Transcript from the "Color Variables" Lesson
>> Sarah Drasner: Color variables. So a lot of people might not know why you would use a color variable. What's really nice about using color variables is you keep things consistent across your application. For instance, I once worked at an unnamed company who where we had a major release for this giant sprawling design over 4,000 pages were updated and the night before the release they decided to change the brand color and because we have build the system well I change it in one place.
[00:00:35] And then proper get it to the entire system, and I went home and drank wine. That was a really good day. That could have been a really bad day, that could have been a catastrophic, catastrophic day. But if you use something this, and I'm not just talking about like one brand color, but if you.
[00:00:53] Define all of your color variables in one place and then use it throughout a system. It can really save you a lot of time and upkeep. So you don't have to do it that way but highly recommended especially if you're working across a really large application. There's also native CSS variables which are now I think pretty well supported, maybe not an IE, I can't remember.

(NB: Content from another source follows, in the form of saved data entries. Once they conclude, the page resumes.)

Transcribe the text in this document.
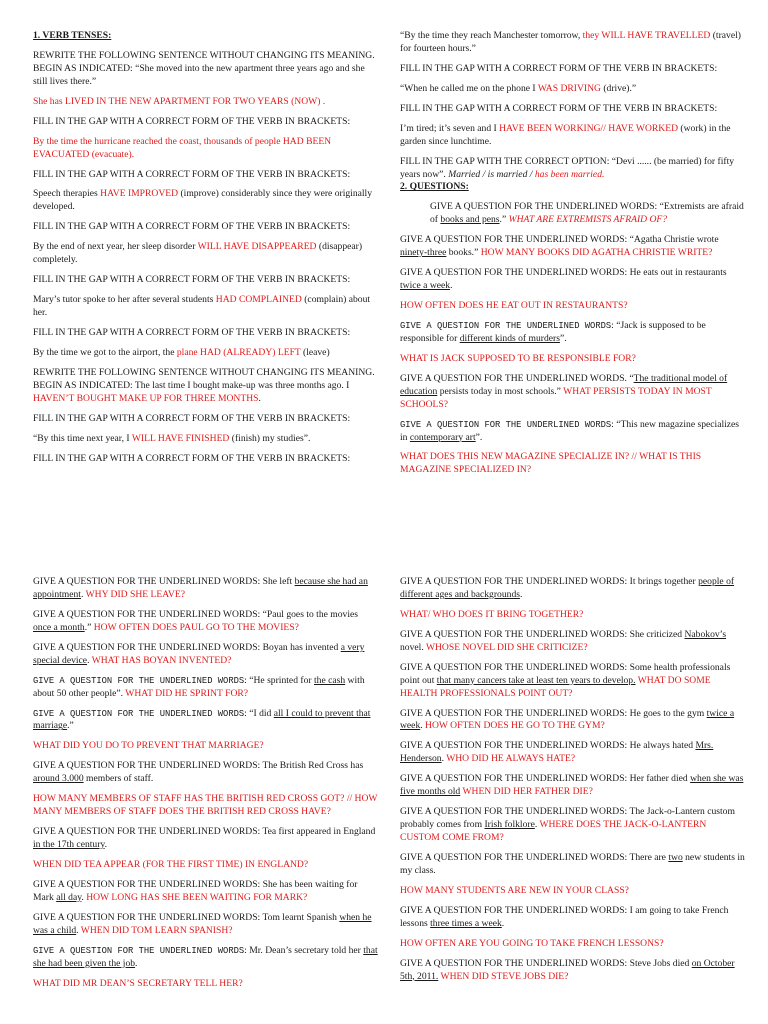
1. VERB TENSES:

REWRITE THE FOLLOWING SENTENCE WITHOUT CHANGING ITS MEANING. BEGIN AS INDICATED: “She moved into the new apartment three years ago and she still lives there.”

She has LIVED IN THE NEW APARTMENT FOR TWO YEARS (NOW) .

FILL IN THE GAP WITH A CORRECT FORM OF THE VERB IN BRACKETS:

By the time the hurricane reached the coast, thousands of people HAD BEEN EVACUATED (evacuate).

FILL IN THE GAP WITH A CORRECT FORM OF THE VERB IN BRACKETS:

Speech therapies HAVE IMPROVED (improve) considerably since they were originally developed.

FILL IN THE GAP WITH A CORRECT FORM OF THE VERB IN BRACKETS:

By the end of next year, her sleep disorder WILL HAVE DISAPPEARED (disappear) completely.

FILL IN THE GAP WITH A CORRECT FORM OF THE VERB IN BRACKETS:

Mary’s tutor spoke to her after several students HAD COMPLAINED (complain) about her.

FILL IN THE GAP WITH A CORRECT FORM OF THE VERB IN BRACKETS:

By the time we got to the airport, the plane HAD (ALREADY) LEFT (leave)

REWRITE THE FOLLOWING SENTENCE WITHOUT CHANGING ITS MEANING. BEGIN AS INDICATED: The last time I bought make-up was three months ago. I HAVEN’T BOUGHT MAKE UP FOR THREE MONTHS.

FILL IN THE GAP WITH A CORRECT FORM OF THE VERB IN BRACKETS:

“By this time next year, I WILL HAVE FINISHED (finish) my studies”.

FILL IN THE GAP WITH A CORRECT FORM OF THE VERB IN BRACKETS:

“By the time they reach Manchester tomorrow, they WILL HAVE TRAVELLED (travel) for fourteen hours.”

FILL IN THE GAP WITH A CORRECT FORM OF THE VERB IN BRACKETS:

“When he called me on the phone I WAS DRIVING (drive).”

FILL IN THE GAP WITH A CORRECT FORM OF THE VERB IN BRACKETS:

I’m tired; it’s seven and I HAVE BEEN WORKING// HAVE WORKED (work) in the garden since lunchtime.

FILL IN THE GAP WITH THE CORRECT OPTION: “Devi ...... (be married) for fifty years now”. Married / is married / has been married.

2. QUESTIONS:

GIVE A QUESTION FOR THE UNDERLINED WORDS: “Extremists are afraid of books and pens.” WHAT ARE EXTREMISTS AFRAID OF?

GIVE A QUESTION FOR THE UNDERLINED WORDS: “Agatha Christie wrote ninety-three books.” HOW MANY BOOKS DID AGATHA CHRISTIE WRITE?

GIVE A QUESTION FOR THE UNDERLINED WORDS: He eats out in restaurants twice a week.

HOW OFTEN DOES HE EAT OUT IN RESTAURANTS?

GIVE A QUESTION FOR THE UNDERLINED WORDS: “Jack is supposed to be responsible for different kinds of murders”.

WHAT IS JACK SUPPOSED TO BE RESPONSIBLE FOR?

GIVE A QUESTION FOR THE UNDERLINED WORDS. “The traditional model of education persists today in most schools.” WHAT PERSISTS TODAY IN MOST SCHOOLS?

GIVE A QUESTION FOR THE UNDERLINED WORDS: “This new magazine specializes in contemporary art”.

WHAT DOES THIS NEW MAGAZINE SPECIALIZE IN? // WHAT IS THIS MAGAZINE SPECIALIZED IN?

GIVE A QUESTION FOR THE UNDERLINED WORDS: She left because she had an appointment. WHY DID SHE LEAVE?

GIVE A QUESTION FOR THE UNDERLINED WORDS: “Paul goes to the movies once a month.” HOW OFTEN DOES PAUL GO TO THE MOVIES?

GIVE A QUESTION FOR THE UNDERLINED WORDS: Boyan has invented a very special device. WHAT HAS BOYAN INVENTED?

GIVE A QUESTION FOR THE UNDERLINED WORDS: “He sprinted for the cash with about 50 other people”. WHAT DID HE SPRINT FOR?

GIVE A QUESTION FOR THE UNDERLINED WORDS: “I did all I could to prevent that marriage.”

WHAT DID YOU DO TO PREVENT THAT MARRIAGE?

GIVE A QUESTION FOR THE UNDERLINED WORDS: The British Red Cross has around 3.000 members of staff.

HOW MANY MEMBERS OF STAFF HAS THE BRITISH RED CROSS GOT? // HOW MANY MEMBERS OF STAFF DOES THE BRITISH RED CROSS HAVE?

GIVE A QUESTION FOR THE UNDERLINED WORDS: Tea first appeared in England in the 17th century.

WHEN DID TEA APPEAR (FOR THE FIRST TIME) IN ENGLAND?

GIVE A QUESTION FOR THE UNDERLINED WORDS: She has been waiting for Mark all day. HOW LONG HAS SHE BEEN WAITING FOR MARK?

GIVE A QUESTION FOR THE UNDERLINED WORDS: Tom learnt Spanish when he was a child. WHEN DID TOM LEARN SPANISH?

GIVE A QUESTION FOR THE UNDERLINED WORDS: Mr. Dean’s secretary told her that she had been given the job.

WHAT DID MR DEAN’S SECRETARY TELL HER?

GIVE A QUESTION FOR THE UNDERLINED WORDS: It brings together people of different ages and backgrounds.

WHAT/ WHO DOES IT BRING TOGETHER?

GIVE A QUESTION FOR THE UNDERLINED WORDS: She criticized Nabokov’s novel. WHOSE NOVEL DID SHE CRITICIZE?

GIVE A QUESTION FOR THE UNDERLINED WORDS: Some health professionals point out that many cancers take at least ten years to develop. WHAT DO SOME HEALTH PROFESSIONALS POINT OUT?

GIVE A QUESTION FOR THE UNDERLINED WORDS: He goes to the gym twice a week. HOW OFTEN DOES HE GO TO THE GYM?

GIVE A QUESTION FOR THE UNDERLINED WORDS: He always hated Mrs. Henderson. WHO DID HE ALWAYS HATE?

GIVE A QUESTION FOR THE UNDERLINED WORDS: Her father died when she was five months old WHEN DID HER FATHER DIE?

GIVE A QUESTION FOR THE UNDERLINED WORDS: The Jack-o-Lantern custom probably comes from Irish folklore. WHERE DOES THE JACK-O-LANTERN CUSTOM COME FROM?

GIVE A QUESTION FOR THE UNDERLINED WORDS: There are two new students in my class.

HOW MANY STUDENTS ARE NEW IN YOUR CLASS?

GIVE A QUESTION FOR THE UNDERLINED WORDS: I am going to take French lessons three times a week.

HOW OFTEN ARE YOU GOING TO TAKE FRENCH LESSONS?

GIVE A QUESTION FOR THE UNDERLINED WORDS: Steve Jobs died on October 5th, 2011. WHEN DID STEVE JOBS DIE?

[00:01:56] You could say take this color and lighten it by 10% or whatever and it will be able to do that which can be really handy if you want to keep things really consistent looking. Let's say you want to make grays and a bunch of different stops. You can do that programmatically and that's probably even better than you messing around with some eye dropper tool or something.
[00:02:20] So here are some of those color variables you can do, you can mix things, you can adjust the hue, you can lighten things, darken, saturate. You definitely don't have to work with color this way, but this is an option for you if you wanna work with color programmatically.